But the aspect of Borenstein's ruling that may have the broadest implications for other cases around the country, prosecutors said, was his assertion that in LeFave's new trial, the children whose evidence made the prosecution's case should not be allowed to testify.
"It's concerning because not only did he determine that the interviews in the case were improper, he determined that the children could not testify," said Lynn Rooney, chief of the Family Protection Unit in the Middlesex County district attorney's office.
"He's in effect found her not guilty, because without the children, we don't have a case that we can prosecute."
The prosecution will appeal the ruling to the Massachusetts Supreme Judicial Court, she said, and if the appeal fails, will consult with the families involved about whether they could endure another trial, more than a decade after the first.
Fells Acres is one of the last cases pending among the wave of major day care sexual-abuse trials in the 1980s -- including California's McMartin preschool case, the Little Rascals Day Care Center in Edenton, N.C., and the Wee Care Day Nursery in Maplewood, N.J.
Several of the convictions in those cases have been overturned as questions have mounted over whether interviewers had prodded suggestible children into fabricating stories of abuse.
But groups that work on behalf of defendants said yesterday's ruling may help the hundreds of people falsely accused of child sexual abuse in day care or custody cases who remain in jail.

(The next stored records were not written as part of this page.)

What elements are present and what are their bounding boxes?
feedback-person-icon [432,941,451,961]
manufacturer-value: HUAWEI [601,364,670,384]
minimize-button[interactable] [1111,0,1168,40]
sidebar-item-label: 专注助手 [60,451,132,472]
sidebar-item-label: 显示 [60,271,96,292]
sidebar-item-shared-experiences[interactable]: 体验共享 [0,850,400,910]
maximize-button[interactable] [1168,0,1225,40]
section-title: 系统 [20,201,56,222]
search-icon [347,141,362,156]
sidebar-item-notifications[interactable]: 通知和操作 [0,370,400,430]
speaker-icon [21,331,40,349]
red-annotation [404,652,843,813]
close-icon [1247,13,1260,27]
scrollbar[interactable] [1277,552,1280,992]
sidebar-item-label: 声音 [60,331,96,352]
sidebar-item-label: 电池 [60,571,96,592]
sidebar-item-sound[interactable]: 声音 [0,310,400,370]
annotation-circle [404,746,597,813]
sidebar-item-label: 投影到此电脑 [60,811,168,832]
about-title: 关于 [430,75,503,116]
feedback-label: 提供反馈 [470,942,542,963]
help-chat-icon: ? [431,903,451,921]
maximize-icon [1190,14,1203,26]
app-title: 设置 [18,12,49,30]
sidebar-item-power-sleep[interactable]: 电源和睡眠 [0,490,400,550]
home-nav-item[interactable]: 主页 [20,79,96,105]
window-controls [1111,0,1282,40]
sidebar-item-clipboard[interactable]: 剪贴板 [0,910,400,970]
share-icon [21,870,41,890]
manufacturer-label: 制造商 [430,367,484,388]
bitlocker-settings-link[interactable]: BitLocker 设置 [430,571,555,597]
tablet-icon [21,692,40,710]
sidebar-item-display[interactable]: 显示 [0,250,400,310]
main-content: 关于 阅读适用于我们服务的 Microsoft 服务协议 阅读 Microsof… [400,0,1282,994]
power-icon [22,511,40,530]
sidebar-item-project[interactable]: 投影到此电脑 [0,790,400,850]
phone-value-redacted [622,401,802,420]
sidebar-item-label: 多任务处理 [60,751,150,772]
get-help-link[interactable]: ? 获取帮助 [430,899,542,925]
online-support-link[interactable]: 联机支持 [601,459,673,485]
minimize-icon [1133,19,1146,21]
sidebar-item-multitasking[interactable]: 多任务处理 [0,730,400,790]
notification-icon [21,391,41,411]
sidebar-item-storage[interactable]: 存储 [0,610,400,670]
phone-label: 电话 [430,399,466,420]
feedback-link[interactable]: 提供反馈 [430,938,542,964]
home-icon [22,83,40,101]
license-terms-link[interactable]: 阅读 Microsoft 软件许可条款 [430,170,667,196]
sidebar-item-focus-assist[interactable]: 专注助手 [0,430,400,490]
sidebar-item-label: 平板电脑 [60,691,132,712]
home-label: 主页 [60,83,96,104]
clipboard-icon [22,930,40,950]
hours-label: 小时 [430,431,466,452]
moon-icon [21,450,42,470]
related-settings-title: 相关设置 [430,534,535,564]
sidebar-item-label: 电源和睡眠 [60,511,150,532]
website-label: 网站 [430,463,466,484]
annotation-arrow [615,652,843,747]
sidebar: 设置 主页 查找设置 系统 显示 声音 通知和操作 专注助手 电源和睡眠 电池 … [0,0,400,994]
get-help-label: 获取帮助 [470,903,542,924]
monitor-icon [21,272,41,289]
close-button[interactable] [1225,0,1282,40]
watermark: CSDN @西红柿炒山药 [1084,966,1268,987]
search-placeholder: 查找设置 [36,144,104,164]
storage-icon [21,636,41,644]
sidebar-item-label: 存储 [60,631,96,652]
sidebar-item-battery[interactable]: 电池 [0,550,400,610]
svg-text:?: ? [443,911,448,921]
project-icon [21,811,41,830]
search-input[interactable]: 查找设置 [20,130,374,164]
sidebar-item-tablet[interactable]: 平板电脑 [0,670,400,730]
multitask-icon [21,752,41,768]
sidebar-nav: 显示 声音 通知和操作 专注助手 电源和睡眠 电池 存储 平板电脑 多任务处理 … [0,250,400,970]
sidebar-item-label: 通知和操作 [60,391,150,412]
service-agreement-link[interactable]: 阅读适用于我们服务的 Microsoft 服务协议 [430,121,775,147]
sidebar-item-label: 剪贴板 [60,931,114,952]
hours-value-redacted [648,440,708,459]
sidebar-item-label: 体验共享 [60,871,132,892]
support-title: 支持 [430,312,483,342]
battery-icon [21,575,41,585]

James Sultan, LeFave's lawyer, said that when the Amirault case was tried in the mid-1980s, "it was really the dark ages of child sex-abuse investigations, and people didn't know how to question children properly. And at the time, the prevailing wisdom was that you really had to push and prod, and 'Don't take no for an answer' was the mantra of the investigator at the time."
Since then, he argued successfully before the court, more than a decade of research has shown that children are so suggestible that they tend to give questioners the answers questioners want, and then to believe what they have said.
The 1993 exoneration of Margaret Kelly Michaels in the Wee Care case also hinged on flawed interviewing, he noted.
Borenstein had viewed videotapes of the children's interrogations, and read aloud excerpts of transcripts in his ruling yesterday to show how the questioners pushed children into answers.
Afterward, he said, "On and on and on, refusing to take no for an answer, and it's only one example of the overwhelming evidence in this case of how investigators, however well-intentioned, just would not take no, and overwhelmed these kids."
Sultan said the ruling held particular promise for the third defendant in the Amirault case, LeFave's brother Gerald Amirault, who is in prison serving a sentence of 30 to 40 years and was convicted on the same evidence.
Amirault, who was an aide and driver at the Malden, Mass., day care center that Violet Amirault had run for more than 20 years, was accused of taking the center's children, who were between 3 and 5 years old, into a "magic" or "secret" room to molest them.
Children gave accounts of being tied naked to a tree, being attacked by a clown, being raped with objects, and being forced to watch the Amiraults kill birds.
Though the news was good for Cheryl LeFave yesterday, she cried in court "because her Mom wasn't there to hear this vindication," Sultan said.
Later, LeFave told reporters that the judge, "validated everything that my family has been fighting for."
"There was never any abuse in Fells Acres," she said. "And my God, my mother, God rest her soul, her business was taken from her. My mother created a community in Malden that was impeccable. And I'm here to raise her name."